Dikişten anlamam, elime aldım makası Doğa'ya tütü kestim. 
Bol miktarda tül kestim.
İğne iplik falan aldım elime.
Kalıplardan taçlar kestim.
Kalemleri kurdele ile ince ince sardım.
Ortaokul yıllarımdan kalan, kullanmaya kıyamadığım hatıra defterimi, Maya için anı defteri yaptım.
Ellerimle de kapladım defteri.
Taç dediğimiz pırıltılı şeyin en güzelini bulmak için google amcayı ağlattım.
Defalarca kişi sayısı hesapladım.
Pişmesi gerekenleri sıraladım. 
Bildiğin iş planı yaptım. 
Planlama manyağıyım ben hani. 
Sonra ne mi oldu? 
40 günün çarşambası bir araya geldi ve son hafta 3 günümü sokaklarda geçirdim. Geceleri 3'lere kadar iş yaptım. 
İtiraf etmekte sakınca görmüyorum. Elimde en bomba makaron tarifi olmasına rağmen, ilk denemem başarısız oldu ve çaktırmadan çark edip, beze kulesi diktim evin ortasına. 
Edindiğim tecrübe, 6 yumurtadan değil , 2'şer 2'şer çırp o yumurtaları sabırsız Bayan aY. 
Bir diğer edindiğim ders ise; evinin kombisi 60'lar da gezinen insanların evine beze kulesi götürüyorsan, istikamet salon değil balkon olmalıymış.

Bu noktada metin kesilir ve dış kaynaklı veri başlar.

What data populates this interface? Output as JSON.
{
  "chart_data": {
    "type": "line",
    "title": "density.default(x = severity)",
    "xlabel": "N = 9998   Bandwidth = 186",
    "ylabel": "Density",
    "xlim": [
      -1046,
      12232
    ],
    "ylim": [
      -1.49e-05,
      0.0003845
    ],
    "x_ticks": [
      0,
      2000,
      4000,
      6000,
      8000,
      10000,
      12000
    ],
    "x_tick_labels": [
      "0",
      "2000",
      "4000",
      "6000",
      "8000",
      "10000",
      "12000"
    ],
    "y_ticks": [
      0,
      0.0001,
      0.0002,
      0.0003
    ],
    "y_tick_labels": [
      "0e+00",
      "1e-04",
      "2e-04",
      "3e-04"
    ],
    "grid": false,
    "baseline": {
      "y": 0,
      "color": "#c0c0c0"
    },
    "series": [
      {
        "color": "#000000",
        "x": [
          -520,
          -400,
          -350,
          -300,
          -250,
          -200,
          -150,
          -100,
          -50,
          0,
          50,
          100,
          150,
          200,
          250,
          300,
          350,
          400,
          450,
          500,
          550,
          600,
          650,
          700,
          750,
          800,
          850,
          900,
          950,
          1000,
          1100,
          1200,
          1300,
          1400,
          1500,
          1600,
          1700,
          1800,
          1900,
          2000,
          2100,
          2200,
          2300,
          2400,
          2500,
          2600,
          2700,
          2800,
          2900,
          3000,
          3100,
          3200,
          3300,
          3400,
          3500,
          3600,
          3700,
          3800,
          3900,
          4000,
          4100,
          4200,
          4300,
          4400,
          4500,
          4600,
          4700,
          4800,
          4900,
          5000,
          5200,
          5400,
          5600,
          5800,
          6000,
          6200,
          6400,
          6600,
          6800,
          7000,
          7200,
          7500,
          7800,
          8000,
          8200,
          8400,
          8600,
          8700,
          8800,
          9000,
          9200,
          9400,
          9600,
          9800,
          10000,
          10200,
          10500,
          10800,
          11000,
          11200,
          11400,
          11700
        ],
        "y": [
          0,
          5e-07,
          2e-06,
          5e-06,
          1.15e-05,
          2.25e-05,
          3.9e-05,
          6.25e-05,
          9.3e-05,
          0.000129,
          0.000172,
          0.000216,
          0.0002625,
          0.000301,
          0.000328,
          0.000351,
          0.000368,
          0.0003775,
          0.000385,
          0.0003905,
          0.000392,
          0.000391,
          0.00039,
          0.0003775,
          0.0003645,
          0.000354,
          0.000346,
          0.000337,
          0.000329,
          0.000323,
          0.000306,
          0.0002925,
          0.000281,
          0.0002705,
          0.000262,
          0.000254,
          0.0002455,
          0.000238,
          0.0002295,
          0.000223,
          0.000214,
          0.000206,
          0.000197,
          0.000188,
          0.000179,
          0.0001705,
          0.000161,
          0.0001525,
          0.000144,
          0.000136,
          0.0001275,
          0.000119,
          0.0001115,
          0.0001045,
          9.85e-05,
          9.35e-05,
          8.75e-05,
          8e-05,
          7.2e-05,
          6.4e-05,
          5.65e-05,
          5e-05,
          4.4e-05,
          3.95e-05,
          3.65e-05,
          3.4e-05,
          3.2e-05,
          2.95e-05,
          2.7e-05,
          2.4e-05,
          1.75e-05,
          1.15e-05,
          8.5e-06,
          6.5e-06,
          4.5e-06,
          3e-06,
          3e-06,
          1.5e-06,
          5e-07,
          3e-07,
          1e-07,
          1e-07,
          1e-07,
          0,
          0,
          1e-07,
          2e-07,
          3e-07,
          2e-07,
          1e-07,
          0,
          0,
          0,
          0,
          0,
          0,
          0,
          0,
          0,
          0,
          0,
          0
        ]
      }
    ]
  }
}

İçinde şarküteri içeren şeylerle uğraşırken, bir dahakine oruçlu olacağım sanırım. Gece 2:30'da salam ve kaşar peynir yemek, ertesi gün etkinlik fotolarında koca bir göbeğe neden oluyor-muş. :( Aslında o kadar da göbekli değilim ben, ne olur bunu bilin. :)

Düşünmekten yoruldum, koşturmaktan yoruldum, paniklerim çok oldu. Yapamıyacağım dediğim tek bir an bile olmadı. Bu tip zamanlarda insana "insan lazım". İnancını belli eden, sevgisini belli eden. Aklını alacağına akıl veren. Kimi zaman gülümseme ile kimi zaman sarılması ile destek veren insan lazım.

Gelen herkesin ayaklarına sağlık. 
Dilerim canım kızımızın ömrü uzun, yolu hep ışıklı olur. Sevgi dolu olur. Şanslı olur. Belki 15/16 yaşlarında o günün fotoğraflarına bakar ve "teyzeme de bak" der. ( Burada gözlerim doldu, sanırım yaşlanıyorum.)

Aklımdan hala zerre kadar anne olmak geçmiyor ama neden ben bu kızları daha doğmadan seviyorum ben; demeye devam ediyorum. Tekme atsa da hissetsem diye beklediğim zamanlarım oldu inkar edemem.

Doğa'ya verdiğim sevgiyi, ilgiyi, duyduğum aşkı, böleceğim / paylaştıracağım diye ödüm kopuyor. Bazen düşünmekten uyuyamıyorum. Çocuklar benim değil, bana da ne oluyor diyorum. Ama yine düşünmeye devam ediyorum.

Adil olmak ...

İsimleri tek tek yazacağım. Umarım unutmam. 
Gelen dostlarımın ayaklarına sağlık. 
Dilerim, sizin de böyle sevgi dolu günlerinizi görürüz.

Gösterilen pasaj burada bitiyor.